Tim McDonnell joined Climate Desk after stints at Mother Jones and Sierra magazine. He remains a cheerful guy despite covering climate change all the time. Originally from Tucson, Tim loves tortillas and epic walks.
President Barack Obama speaks after touring a solar facility in Nevada in 2012.
Rooftop solar power systems cost a lot less these days than they did five or 10 years ago, and with many solar companies now offering leases and loans, it's safe to say that going solar is more affordable than even before. That trend goes a long way to explaining why solar, while still making up less than 1 percent of the total US energy mix, is the fastest-growing power source in the country.
But access to solar power is still overwhelmingly skewed toward affluent households. Of the roughly 645,000 homes and business with rooftop solar panels in the US, less than 5 percent are households earning less than $40,000, according to a report earlier this year from the George Washington University Solar Institute. The typical solar home is 34 percent larger than the typical non-solar home, according to energy software provider Opower.
President Barack Obama wants to change that. On Monday the White House announced a package of initiatives to make solar more accessible for low-income households. The plans include a new solar target for federally subsidized housing and an effort to increase the availability of federally insured loans for solar systems.

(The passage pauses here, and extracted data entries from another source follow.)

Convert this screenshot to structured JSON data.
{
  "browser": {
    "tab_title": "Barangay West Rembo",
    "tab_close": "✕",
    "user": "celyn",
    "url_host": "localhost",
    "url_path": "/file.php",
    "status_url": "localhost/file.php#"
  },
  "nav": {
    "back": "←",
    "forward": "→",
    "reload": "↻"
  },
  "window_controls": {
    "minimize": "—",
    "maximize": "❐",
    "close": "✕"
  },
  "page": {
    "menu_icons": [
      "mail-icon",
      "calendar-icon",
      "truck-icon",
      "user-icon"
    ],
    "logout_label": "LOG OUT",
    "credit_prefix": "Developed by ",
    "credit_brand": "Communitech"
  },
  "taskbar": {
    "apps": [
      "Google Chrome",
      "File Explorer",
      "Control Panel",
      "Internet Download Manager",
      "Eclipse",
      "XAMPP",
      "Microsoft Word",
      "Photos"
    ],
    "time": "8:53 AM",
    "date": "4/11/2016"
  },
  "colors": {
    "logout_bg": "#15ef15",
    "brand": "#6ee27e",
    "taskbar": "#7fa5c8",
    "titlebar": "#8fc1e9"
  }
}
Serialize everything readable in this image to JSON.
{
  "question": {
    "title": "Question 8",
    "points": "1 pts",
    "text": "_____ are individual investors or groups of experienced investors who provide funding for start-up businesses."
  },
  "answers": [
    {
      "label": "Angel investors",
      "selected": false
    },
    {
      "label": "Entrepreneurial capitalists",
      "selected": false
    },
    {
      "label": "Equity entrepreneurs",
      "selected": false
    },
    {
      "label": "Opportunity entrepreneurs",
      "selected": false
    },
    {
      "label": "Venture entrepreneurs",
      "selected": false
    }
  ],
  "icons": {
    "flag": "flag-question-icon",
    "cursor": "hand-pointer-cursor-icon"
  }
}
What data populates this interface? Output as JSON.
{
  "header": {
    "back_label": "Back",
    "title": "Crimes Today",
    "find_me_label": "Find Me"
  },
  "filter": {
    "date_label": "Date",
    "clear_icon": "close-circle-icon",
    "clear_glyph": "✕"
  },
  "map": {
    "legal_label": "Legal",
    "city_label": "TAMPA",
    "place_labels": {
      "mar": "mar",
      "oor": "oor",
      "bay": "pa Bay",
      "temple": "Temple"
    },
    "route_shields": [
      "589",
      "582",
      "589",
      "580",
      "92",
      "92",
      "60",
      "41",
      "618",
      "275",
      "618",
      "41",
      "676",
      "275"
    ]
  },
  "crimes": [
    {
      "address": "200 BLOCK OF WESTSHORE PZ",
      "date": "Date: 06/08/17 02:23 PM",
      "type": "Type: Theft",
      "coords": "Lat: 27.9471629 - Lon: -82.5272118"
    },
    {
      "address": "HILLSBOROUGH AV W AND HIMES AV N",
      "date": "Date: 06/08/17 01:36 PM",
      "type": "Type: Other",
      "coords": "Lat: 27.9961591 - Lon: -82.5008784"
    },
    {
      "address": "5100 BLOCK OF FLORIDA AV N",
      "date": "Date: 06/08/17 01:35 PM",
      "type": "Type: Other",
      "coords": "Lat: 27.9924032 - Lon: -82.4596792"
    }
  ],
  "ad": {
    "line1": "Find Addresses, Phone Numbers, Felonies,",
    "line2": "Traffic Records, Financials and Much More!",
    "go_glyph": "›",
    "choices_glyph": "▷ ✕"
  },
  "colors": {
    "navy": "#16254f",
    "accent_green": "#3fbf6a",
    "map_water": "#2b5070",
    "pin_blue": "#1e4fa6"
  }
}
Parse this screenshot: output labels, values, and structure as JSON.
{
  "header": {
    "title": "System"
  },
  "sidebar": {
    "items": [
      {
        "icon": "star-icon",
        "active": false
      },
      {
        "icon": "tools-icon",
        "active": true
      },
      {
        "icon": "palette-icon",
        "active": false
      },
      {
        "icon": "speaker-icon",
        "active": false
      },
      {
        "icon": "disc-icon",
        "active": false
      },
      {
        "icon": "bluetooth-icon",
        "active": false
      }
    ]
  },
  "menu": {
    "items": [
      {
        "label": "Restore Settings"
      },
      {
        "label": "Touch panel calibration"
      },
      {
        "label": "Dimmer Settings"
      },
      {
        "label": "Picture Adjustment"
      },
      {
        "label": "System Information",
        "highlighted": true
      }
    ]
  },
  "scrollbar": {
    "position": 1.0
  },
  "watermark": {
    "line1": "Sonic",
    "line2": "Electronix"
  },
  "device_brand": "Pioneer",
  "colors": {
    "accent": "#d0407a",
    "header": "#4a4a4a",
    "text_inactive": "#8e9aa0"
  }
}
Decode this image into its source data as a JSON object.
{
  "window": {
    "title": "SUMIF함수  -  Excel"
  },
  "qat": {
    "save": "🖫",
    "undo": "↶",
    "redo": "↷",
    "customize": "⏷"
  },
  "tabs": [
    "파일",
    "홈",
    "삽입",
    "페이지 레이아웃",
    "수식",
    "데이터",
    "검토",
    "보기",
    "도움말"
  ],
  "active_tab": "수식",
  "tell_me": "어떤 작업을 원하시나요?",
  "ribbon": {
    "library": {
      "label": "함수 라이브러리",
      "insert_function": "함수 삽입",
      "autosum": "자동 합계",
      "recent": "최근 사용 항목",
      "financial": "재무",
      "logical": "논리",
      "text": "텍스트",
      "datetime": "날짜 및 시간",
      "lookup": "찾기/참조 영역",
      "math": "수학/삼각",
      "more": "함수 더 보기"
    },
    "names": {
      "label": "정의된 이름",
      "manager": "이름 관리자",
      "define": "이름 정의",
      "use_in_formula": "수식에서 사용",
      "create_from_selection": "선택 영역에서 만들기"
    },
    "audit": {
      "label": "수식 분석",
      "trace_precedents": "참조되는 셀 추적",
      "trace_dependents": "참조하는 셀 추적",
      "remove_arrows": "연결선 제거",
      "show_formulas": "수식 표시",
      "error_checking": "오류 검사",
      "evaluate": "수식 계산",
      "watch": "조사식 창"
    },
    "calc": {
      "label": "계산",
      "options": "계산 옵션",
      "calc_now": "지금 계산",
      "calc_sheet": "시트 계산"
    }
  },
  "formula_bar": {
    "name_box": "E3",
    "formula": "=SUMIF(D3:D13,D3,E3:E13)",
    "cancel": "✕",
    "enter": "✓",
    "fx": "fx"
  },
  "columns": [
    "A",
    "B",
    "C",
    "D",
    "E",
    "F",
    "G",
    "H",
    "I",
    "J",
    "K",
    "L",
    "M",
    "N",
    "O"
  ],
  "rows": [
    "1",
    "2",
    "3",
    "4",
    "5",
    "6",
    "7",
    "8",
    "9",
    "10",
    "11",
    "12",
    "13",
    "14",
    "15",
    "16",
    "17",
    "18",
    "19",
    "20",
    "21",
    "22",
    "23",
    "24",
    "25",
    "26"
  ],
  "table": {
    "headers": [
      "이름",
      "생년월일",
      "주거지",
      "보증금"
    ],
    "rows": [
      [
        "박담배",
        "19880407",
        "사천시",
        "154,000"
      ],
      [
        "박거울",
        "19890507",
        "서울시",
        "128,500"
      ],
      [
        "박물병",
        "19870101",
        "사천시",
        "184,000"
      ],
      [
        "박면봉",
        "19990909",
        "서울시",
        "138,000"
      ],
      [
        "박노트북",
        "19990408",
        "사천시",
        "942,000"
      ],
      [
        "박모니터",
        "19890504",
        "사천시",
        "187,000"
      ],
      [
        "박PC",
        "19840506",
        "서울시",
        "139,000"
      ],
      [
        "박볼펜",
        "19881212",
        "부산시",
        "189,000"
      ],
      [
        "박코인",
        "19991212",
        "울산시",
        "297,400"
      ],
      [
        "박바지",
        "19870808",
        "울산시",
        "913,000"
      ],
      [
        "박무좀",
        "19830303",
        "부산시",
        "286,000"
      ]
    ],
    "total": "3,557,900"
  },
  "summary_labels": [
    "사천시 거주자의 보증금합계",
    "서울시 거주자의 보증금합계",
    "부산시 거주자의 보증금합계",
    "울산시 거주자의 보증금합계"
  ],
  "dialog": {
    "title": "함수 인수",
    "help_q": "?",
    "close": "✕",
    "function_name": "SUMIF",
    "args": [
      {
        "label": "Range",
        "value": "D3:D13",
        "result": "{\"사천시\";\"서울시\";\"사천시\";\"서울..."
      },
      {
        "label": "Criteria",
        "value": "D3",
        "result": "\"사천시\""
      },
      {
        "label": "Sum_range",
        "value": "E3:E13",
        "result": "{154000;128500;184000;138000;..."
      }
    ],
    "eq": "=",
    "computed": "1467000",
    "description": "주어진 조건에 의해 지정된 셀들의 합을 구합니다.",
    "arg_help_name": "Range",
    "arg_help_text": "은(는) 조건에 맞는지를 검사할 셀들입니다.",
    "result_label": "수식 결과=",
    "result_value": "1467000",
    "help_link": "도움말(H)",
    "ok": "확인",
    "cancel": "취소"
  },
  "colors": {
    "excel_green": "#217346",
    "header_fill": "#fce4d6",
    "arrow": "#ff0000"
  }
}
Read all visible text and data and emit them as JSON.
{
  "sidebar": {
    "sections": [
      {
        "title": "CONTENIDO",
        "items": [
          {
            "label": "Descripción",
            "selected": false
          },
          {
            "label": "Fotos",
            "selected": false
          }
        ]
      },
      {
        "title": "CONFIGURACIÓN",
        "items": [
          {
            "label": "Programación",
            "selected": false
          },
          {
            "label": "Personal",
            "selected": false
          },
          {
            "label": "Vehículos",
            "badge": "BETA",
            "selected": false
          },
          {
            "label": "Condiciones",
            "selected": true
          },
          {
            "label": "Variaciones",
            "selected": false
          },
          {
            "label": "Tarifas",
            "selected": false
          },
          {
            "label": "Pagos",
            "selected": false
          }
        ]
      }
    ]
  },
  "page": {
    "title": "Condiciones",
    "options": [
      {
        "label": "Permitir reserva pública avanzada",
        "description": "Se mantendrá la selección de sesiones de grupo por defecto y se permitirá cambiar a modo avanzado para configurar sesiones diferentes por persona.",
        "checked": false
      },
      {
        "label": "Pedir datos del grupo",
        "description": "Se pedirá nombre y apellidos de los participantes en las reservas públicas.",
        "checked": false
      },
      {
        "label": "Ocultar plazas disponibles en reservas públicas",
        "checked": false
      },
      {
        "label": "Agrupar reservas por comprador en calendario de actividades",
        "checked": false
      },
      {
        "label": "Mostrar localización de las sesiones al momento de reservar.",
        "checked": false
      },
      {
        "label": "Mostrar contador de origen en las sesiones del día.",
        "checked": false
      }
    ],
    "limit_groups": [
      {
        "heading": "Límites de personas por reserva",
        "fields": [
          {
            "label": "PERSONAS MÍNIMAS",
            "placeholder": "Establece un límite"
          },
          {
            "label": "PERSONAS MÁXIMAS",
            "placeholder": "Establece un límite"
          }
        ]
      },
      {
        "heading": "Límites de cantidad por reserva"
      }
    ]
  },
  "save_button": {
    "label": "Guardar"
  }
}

Of the country's 645,000 solar homes and businesses, less than 5 percent are households earning less than $40,000.
Low-income households face a number of barriers to going solar. They're less likely to own their own roof, less able to access loans or other financing options for solar, and more likely to have subsidized utility bills that don't transfer the financial benefits of solar to the homeowner. And yet, in many ways low-income households stand to benefit the most from producing their own energy: The proportion of their income spent on energy is about four times greater than the national median, according to federal statistics. And because lower-income households tend to use less electricity overall than higher-income households, a typical solar setup covers more of their demand. The GW study found that a 4 kilowatt solar system, about the average size for a house, would cover more than half of a typical low-income household's energy needs and that if all low-income households went solar, they would collectively save up to $23.3 billion each year.
"[This is] aimed at taking directly on those challenges and making it easier and straightforward to deploy low-cost solar energy in every community in the country," senior White House climate advisor Brian Deesetold reporters in a call yesterday.
The initiative starts by tripling the target for solar on federally subsidized housing to 300 megawatts by 2020, as well as directing the Department of Housing and Urban Development to provide technical guidance for state and local housing authorities on how to go solar. The White House also announced more than $520 million in commitments from private companies, investors, NGOs, and state and local governments to pay for energy efficiency and solar projects for low-income households. The initiative places particular emphasis on so-called "community" solar, in which groups of households pool resources to build and maintain a shared solar system in their neighborhood.
Some states and power companies are already angling to support solar for low-income housing. Arizona Public Service, a Phoenix-area utility, recently launched a $28.5 million program to install its own solar panels on rooftops in its service area, specifically targeting low-income households. And New York's electricity regulators recently bolstered incentives for power companies that invest in energy efficiency and renewables. Con Ed, the power company serving most of New York City, plans to spend $250 million on such upgrades in Brooklyn and Queens, as an alternative to a $1 billion upgrade to the old natural gas-fired electric grid.
The president's plan builds on a commitment he announced earlier this year to train 75,000 workers for the solar industry (which is already adding jobs 10 times faster than the overall economy). It also dovetails neatly with Obama's larger climate objectives, especially his hotly-contested plan to reduce the nation's energy-related carbon emissions 30 percent by 2030, as well as the economy-wide climate targets that form the US bargaining chip for this year's UN climate negotiations in Paris.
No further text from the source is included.